Technology Trends in Senior Care Communities

Kellly OConnor

Kelly O’Connor, MA, CPRS, CSA, CDP of Calhoun Legacy LLC

From telehealth to medication management to virtual visits with family members, technology plays many roles in the senior care community industry. Technology is also rapidly evolving, and the systems we have in place today can quickly become outdated.

Three senior care industry experts shared their thoughts on where technology will be in a year, and what to do to prepare to use new tech in your community.

How Senior Care Communities Are Using Technology Now

Kelly O’Connor, MA, CPRS, CSA, CDP of Calhoun Legacy LLC, explains that technology has evolved somewhat slowly in the senior care industry because so many communities are focused on immediate resident care needs, rather than on implementing new technologies.

“Additionally, training dollars are spent on orientation training due to high levels of turnover and regulation compliance, leaving very little, if any, money for teaching technology skills or learning the new systems and processes that new technology brings,” says O’Connor. “The push will come from consumers who are using new technological devices at home and who will demand those same advances in senior living.”

Dr. Kalechstein

Dr. Ari D. Kalechstein, CEO and president of the behavioral healthcare team at Executive Mental Health

Dr. Ari D. Kalechstein, CEO and President of the behavioral healthcare team at Executive Mental Health, explains that telehealth has had broad applications for clinical work, including managing mood disorders, anxiety disorders, trauma-related issues, personality changes, and the effects of situational changes, like bereavement, a change in residence, or a loss of social support.

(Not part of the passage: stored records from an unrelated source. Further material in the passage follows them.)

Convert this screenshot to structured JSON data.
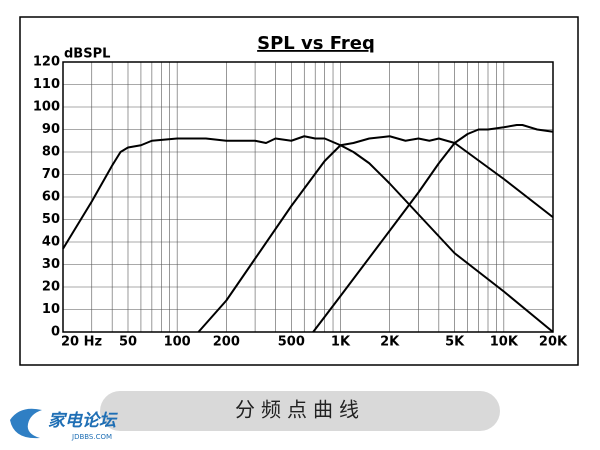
{
  "chart_data": {
    "type": "line",
    "title": "SPL vs Freq",
    "y_label": "dBSPL",
    "log_x": true,
    "grid": true,
    "color": "#000000",
    "xlim": [
      20,
      20000
    ],
    "ylim": [
      0,
      120
    ],
    "xticks": [
      {
        "value": 20,
        "label": "20 Hz"
      },
      50,
      100,
      200,
      500,
      {
        "value": 1000,
        "label": "1K"
      },
      {
        "value": 2000,
        "label": "2K"
      },
      {
        "value": 5000,
        "label": "5K"
      },
      {
        "value": 10000,
        "label": "10K"
      },
      {
        "value": 20000,
        "label": "20K"
      }
    ],
    "xgrid": [
      20,
      30,
      40,
      50,
      60,
      70,
      80,
      90,
      100,
      200,
      300,
      400,
      500,
      600,
      700,
      800,
      900,
      1000,
      2000,
      3000,
      4000,
      5000,
      6000,
      7000,
      8000,
      9000,
      10000,
      20000
    ],
    "yticks": [
      0,
      10,
      20,
      30,
      40,
      50,
      60,
      70,
      80,
      90,
      100,
      110,
      120
    ],
    "series": [
      {
        "x": [
          20,
          30,
          40,
          45,
          50,
          60,
          70,
          100,
          150,
          200,
          300,
          350,
          400,
          500,
          600,
          700,
          800,
          1000,
          1200,
          1500,
          2000,
          5000,
          10000,
          20000
        ],
        "values": [
          37,
          58,
          74,
          80,
          82,
          83,
          85,
          86,
          86,
          85,
          85,
          84,
          86,
          85,
          87,
          86,
          86,
          83,
          80,
          75,
          66,
          35,
          18,
          0
        ]
      },
      {
        "x": [
          135,
          200,
          500,
          800,
          1000,
          1200,
          1500,
          2000,
          2500,
          3000,
          3500,
          4000,
          5000,
          10000,
          20000
        ],
        "values": [
          0,
          14,
          56,
          76,
          83,
          84,
          86,
          87,
          85,
          86,
          85,
          86,
          84,
          68,
          51
        ]
      },
      {
        "x": [
          680,
          1000,
          2000,
          3000,
          4000,
          5000,
          6000,
          7000,
          8000,
          10000,
          12000,
          13000,
          16000,
          20000
        ],
        "values": [
          0,
          16,
          45,
          62,
          75,
          84,
          88,
          90,
          90,
          91,
          92,
          92,
          90,
          89
        ]
      }
    ]
  },
  "caption": "分频点曲线",
  "logo": {
    "name": "家电论坛",
    "site": "JDBBS.COM"
  }
}
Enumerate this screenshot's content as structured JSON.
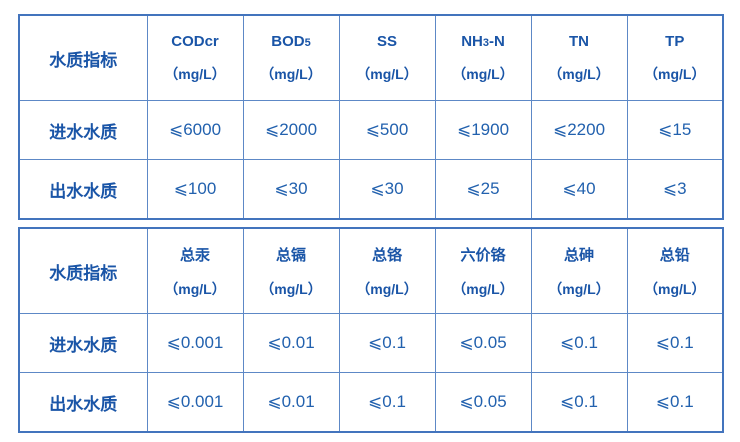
{
  "colors": {
    "background": "#ffffff",
    "text_strong": "#1a55a7",
    "text_value": "#2261ae",
    "grid_line": "#5d88c6",
    "outer_border": "#4374bd"
  },
  "tables": [
    {
      "row_header": "水质指标",
      "columns": [
        {
          "pre": "CODcr",
          "sub": "",
          "post": "",
          "unit": "（mg/L）"
        },
        {
          "pre": "BOD",
          "sub": "5",
          "post": "",
          "unit": "（mg/L）"
        },
        {
          "pre": "SS",
          "sub": "",
          "post": "",
          "unit": "（mg/L）"
        },
        {
          "pre": "NH",
          "sub": "3",
          "post": "-N",
          "unit": "（mg/L）"
        },
        {
          "pre": "TN",
          "sub": "",
          "post": "",
          "unit": "（mg/L）"
        },
        {
          "pre": "TP",
          "sub": "",
          "post": "",
          "unit": "（mg/L）"
        }
      ],
      "rows": [
        {
          "label": "进水水质",
          "values": [
            "⩽6000",
            "⩽2000",
            "⩽500",
            "⩽1900",
            "⩽2200",
            "⩽15"
          ]
        },
        {
          "label": "出水水质",
          "values": [
            "⩽100",
            "⩽30",
            "⩽30",
            "⩽25",
            "⩽40",
            "⩽3"
          ]
        }
      ]
    },
    {
      "row_header": "水质指标",
      "columns": [
        {
          "pre": "总汞",
          "sub": "",
          "post": "",
          "unit": "（mg/L）"
        },
        {
          "pre": "总镉",
          "sub": "",
          "post": "",
          "unit": "（mg/L）"
        },
        {
          "pre": "总铬",
          "sub": "",
          "post": "",
          "unit": "（mg/L）"
        },
        {
          "pre": "六价铬",
          "sub": "",
          "post": "",
          "unit": "（mg/L）"
        },
        {
          "pre": "总砷",
          "sub": "",
          "post": "",
          "unit": "（mg/L）"
        },
        {
          "pre": "总铅",
          "sub": "",
          "post": "",
          "unit": "（mg/L）"
        }
      ],
      "rows": [
        {
          "label": "进水水质",
          "values": [
            "⩽0.001",
            "⩽0.01",
            "⩽0.1",
            "⩽0.05",
            "⩽0.1",
            "⩽0.1"
          ]
        },
        {
          "label": "出水水质",
          "values": [
            "⩽0.001",
            "⩽0.01",
            "⩽0.1",
            "⩽0.05",
            "⩽0.1",
            "⩽0.1"
          ]
        }
      ]
    }
  ]
}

Dr. Kalechstein notes that telehealth offers multiple benefits. “Current or newly admitted patients can start or continue psychological treatment with Telehealth during social distancing or medically-required isolation. As the doctors’ network is not restricted geographically, they can also access care in different languages if needed,” he explains. Telefamily care also allows residents’ families to speak with clinicians about the resident.

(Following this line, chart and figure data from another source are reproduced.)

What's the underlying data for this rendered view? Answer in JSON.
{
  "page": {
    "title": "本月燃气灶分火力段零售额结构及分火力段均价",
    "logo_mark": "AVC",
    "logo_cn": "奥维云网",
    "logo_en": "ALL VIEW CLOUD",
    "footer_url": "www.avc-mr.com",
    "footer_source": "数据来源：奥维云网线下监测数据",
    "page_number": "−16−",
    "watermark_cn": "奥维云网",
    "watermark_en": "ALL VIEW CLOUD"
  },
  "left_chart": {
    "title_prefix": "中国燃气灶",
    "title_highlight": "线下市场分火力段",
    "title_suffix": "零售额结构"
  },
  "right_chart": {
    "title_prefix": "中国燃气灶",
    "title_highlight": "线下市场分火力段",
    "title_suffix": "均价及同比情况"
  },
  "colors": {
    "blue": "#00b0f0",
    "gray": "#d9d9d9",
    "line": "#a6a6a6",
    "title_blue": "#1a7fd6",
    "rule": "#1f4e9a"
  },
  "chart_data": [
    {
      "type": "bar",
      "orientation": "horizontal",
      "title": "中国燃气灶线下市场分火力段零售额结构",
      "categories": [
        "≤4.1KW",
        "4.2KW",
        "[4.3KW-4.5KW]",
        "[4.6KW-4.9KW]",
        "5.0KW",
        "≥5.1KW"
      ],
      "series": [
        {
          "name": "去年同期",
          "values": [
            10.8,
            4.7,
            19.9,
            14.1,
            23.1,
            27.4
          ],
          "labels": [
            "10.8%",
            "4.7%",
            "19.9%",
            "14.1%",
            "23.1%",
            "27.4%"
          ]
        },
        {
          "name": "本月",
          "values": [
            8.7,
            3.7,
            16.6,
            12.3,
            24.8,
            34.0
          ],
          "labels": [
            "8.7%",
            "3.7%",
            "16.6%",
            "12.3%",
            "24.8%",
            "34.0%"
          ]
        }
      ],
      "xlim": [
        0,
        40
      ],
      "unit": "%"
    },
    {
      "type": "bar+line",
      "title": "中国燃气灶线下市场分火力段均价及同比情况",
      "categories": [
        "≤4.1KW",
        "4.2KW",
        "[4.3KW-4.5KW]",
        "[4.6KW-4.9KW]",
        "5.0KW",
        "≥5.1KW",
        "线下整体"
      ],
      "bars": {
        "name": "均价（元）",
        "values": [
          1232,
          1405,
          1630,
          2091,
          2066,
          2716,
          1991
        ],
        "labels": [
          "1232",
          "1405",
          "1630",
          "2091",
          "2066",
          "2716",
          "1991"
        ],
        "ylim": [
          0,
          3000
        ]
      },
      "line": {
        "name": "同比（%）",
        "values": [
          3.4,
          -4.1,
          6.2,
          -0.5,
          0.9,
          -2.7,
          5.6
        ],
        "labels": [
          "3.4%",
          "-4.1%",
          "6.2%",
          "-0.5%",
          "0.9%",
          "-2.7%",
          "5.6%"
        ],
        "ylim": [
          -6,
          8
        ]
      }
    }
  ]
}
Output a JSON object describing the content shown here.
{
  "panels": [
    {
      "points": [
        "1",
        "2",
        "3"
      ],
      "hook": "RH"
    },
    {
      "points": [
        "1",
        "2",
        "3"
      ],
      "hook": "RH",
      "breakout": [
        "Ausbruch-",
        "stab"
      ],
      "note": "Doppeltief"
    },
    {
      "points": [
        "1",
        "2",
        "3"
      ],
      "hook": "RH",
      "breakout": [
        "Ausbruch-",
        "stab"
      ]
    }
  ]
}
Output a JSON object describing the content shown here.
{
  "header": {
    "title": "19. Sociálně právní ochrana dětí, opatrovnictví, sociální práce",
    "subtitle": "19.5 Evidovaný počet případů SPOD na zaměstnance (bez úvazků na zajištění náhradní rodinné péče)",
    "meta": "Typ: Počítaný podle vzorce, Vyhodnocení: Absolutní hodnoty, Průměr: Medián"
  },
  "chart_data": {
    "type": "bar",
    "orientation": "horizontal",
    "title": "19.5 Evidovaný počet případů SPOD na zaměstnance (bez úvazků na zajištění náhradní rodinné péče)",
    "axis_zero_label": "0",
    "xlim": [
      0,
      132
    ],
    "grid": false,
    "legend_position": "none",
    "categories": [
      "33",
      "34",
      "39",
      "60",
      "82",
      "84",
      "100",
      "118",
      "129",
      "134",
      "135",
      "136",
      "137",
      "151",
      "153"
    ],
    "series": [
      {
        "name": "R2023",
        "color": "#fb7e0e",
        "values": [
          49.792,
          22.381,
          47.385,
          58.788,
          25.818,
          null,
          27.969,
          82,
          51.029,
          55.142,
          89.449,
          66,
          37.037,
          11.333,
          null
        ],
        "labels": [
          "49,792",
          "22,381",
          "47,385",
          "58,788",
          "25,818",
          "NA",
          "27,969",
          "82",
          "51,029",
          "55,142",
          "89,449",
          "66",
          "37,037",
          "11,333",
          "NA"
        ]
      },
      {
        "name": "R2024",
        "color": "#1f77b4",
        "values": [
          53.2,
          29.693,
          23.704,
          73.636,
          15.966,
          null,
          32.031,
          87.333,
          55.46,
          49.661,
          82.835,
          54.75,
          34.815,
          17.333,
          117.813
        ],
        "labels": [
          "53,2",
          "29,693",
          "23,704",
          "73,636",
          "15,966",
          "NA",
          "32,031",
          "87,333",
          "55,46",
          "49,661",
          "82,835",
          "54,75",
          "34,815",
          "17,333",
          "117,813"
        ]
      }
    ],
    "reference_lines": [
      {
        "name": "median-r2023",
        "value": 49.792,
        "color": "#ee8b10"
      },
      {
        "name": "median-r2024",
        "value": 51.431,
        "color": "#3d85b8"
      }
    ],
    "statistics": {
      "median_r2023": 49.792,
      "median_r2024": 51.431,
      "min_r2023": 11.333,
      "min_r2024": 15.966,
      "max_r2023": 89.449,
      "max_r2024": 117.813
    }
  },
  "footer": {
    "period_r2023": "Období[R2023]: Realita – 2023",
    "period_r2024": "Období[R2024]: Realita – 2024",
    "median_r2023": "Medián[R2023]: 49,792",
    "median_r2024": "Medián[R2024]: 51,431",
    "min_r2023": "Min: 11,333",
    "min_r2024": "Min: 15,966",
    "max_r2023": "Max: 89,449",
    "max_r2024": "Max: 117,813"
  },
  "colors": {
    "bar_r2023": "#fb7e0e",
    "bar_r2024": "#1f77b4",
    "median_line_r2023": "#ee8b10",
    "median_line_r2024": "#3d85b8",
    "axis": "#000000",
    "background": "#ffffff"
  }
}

Lyn Lewis, senior vice president of new product development at Atria Senior Living, explains that technology starts to play a key role even before seniors become residents. “We engage a potential resident in our Customer Relationship Management system, through move-in,” she says.

Lyn Lewis

Lyn Lewis, senior vice president of new product development, Atria Senior Living

“From there, technology helps us to do things like ensure resident safety (through emergency call software) and digital management, to culinary “point of sale” to ensure we are providing the best food experience, and through in-community engagement with Amazon Alexa along with interactive digital events.” Staff are also empowered by using community analytics to identify where to enhance the resident experience.

Technology Trends We’re Likely to See in the Future

Lewis predicts that big data will play a major role, giving communities actionable insights. “We will keep improving all of our resident data touch points (such as existing resident experiences, emergency call trends for residents, and care management) to predict where we can best provide care and support,” she says.

She feels that technology will be a key driver in enhancing the overall resident experience. “For instance, there will be more technology to enable virtual family and doctor visits and new software to manage the culinary function,” she says. “Technology will also help us manage our communities more efficiently, which will in turn allow more resources to apply to the resident experience. And of course, as long as COVID remains a health, concern, ever-improving technology for infection control such as contract tracing will be an extremely high priority.”

O’Connor also feels that technology will be used to improve resident safety and engagement. “Technologies for fall detection and safety systems will remain the most prevalent purchases in the market,” she predicts. She feels that cognitive learning, emotional engagement, and improved communication devices will follow closely behind in popularity.

While the pandemic led to an increased adoption of telehealth, Dr. Kalechstein believes that the technology’s use will continue long-term. “While most senior care facilities have adopted telehealth, we support it being an integral approach to their wellness programs. While it took a pandemic to make it a reality, I would say with almost 100% certainty that telehealth is here to stay – you simply cannot put that genie back in the bottle,” he says.

Tips for Enhancing Technology Use or Exploring New Tech

With technology changes imminent, O’Connor encourages communities to involve staff in their decisions to implement new technology. “Get the buy-in from the end-line users first,” she says. “No one likes when management throws something into their already stressful work lives. Consider engaging the most influential person in each shift into the decision-making process, so they can advocate on your behalf.”

Lewis suggests that communities upgrade their network and capacity immediately. “This opens the door for mobile applications, voice assistances, advanced emergency calls, streaming content, and so much more. Expectations are increasing with the newer technology-savvy senior,” she says. “Wi-Fi is becoming table stakes for new residents, and we need to invest now to maintain our competitive edge in providing an optimal resident experience.”